O pesquisador do IPAM lembrou que as atividades previstas pelo governo para serem liberadas na Amazônia (mineração, agronegócio, a exploração de recursos hídricos para a geração de energia) tendem a trazer sérios problemas.

“Isso implica em uma infraestrutura de acesso que abre uma região, geralmente de maneira desordenada, cujo resultado dessa equação é o aumento do desmatamento e fogo florestal. Se isso não for feito de forma bastante ordenada, com uma decisão deixada a cargo dos indígenas de uma maneira em que eles possam tomar uma decisão soberana e bem formada, eu acho que nós iremos assistir ao desmatamento onde nós nunca tivemos antes que é nessas unidades protegidas da Amazônia”, alertou.

O especialista do IPAM ainda relembrou que a segurança alimentar do Brasil precisa ser considerada, sobretudo em tempos de aumentos crescentes do desmatamento na Amazônia.

“[Há] uma implicação como já vem sendo mostrada pela ciência para a produção do próprio agronegócio. Hoje, em grande parte do sistema de irrigação gigante que é a Floresta Amazônica, ele é conservado pelas populações indígenas. Isto tem um valor astronômico que temos que colocar na conta. Se há a possibilidade de expansão nas áreas já abertas do agronegócio e de expansão da sua produtividade, isto está intimamente ligado à proteção de recursos naturais pelos indígenas. É preciso que se entenda isso, explicou.”

“Nós não estamos falando de processos puramente de proteção do meio ambiente, ou de uma posição xiita como costuma-se colocar na relação com a Amazônia em termos de proteção, o que nós estamos falando é você não ter condições de produção para manter a produtividade nos próximos anos e nas próximas décadas, e pior, abrindo flancos de segurança alimentar que necessariamente está relacionada com segurança nacional.

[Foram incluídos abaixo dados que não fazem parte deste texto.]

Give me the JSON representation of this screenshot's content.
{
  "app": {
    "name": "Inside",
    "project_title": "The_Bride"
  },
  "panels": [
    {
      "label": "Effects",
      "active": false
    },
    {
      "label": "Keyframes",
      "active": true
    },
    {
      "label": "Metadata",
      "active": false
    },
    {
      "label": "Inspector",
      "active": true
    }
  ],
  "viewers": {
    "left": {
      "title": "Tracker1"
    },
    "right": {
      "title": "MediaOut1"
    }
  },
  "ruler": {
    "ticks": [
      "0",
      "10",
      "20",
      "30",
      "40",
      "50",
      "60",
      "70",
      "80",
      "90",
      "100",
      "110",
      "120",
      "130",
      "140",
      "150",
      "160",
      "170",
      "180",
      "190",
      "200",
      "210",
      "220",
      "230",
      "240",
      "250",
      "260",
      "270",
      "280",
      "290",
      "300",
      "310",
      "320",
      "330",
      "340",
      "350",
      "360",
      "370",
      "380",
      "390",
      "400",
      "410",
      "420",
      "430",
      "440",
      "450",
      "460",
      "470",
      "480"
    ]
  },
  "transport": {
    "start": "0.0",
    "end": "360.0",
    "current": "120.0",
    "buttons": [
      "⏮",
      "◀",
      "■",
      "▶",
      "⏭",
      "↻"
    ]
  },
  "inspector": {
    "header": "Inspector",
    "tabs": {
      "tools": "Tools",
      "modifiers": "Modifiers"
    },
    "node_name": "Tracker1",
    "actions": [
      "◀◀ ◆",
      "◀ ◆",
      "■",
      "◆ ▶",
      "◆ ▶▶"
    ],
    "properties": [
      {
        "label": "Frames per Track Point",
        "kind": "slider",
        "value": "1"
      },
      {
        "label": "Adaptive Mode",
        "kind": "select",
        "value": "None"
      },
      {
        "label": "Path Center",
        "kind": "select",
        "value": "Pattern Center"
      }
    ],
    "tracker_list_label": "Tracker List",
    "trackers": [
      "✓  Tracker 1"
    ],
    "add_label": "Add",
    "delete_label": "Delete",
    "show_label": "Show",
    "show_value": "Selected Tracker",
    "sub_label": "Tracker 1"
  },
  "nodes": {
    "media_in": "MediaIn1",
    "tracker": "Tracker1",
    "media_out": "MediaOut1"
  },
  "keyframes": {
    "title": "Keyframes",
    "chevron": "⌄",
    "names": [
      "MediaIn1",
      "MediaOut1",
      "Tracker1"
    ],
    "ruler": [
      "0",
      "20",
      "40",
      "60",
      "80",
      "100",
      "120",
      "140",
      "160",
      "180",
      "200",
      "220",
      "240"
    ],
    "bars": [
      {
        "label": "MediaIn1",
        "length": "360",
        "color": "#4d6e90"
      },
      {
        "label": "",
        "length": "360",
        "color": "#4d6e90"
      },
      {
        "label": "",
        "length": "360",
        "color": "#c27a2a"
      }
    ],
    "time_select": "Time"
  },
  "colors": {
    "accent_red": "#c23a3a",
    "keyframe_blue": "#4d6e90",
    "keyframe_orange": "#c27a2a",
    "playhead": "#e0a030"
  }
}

Então manter floresta em pé é bom para o agronegócio, é bom para o futuro do Brasil em termos de irrigação para fora da Amazônia, é certamente é a escolha de muitos indígenas, a grande maioria, de manter o seu modo de vida onde não há mineração, agronegócio ou qualquer outro tipo de atividade econômica mais contemporânea”, acrescentou.

A ampla necessidade de defesa da floresta, não para o benefício de nações estrangeiras como alardeado pelo governo Bolsonaro em mais de uma oportunidade, é o que faz Moutinho e o IPAM se manterem dispostos e abertos ao diálogo.

“Não adianta você adotar um posicionamento inflexível na questão ambiental porque isso não vai avançar para lugar nenhum. O que vale a pena é engajar em discussões construtivas e, principalmente, científicas que é o nosso DNA aqui no instituto, para que você possa com essa qualificação tomar decisões melhores. O que é fundamental e a sociedade brasileira precisa entender é que, sem informações qualificadas e técnicas, bem embasadas, sejam com experiências no chão, seja com uma ciência mais embasada na literatura e na academia, nós não vamos tomar decisões boas. A gente não pode na Amazônia tomar decisões no achismo, porque essa é a história da região”, concluiu.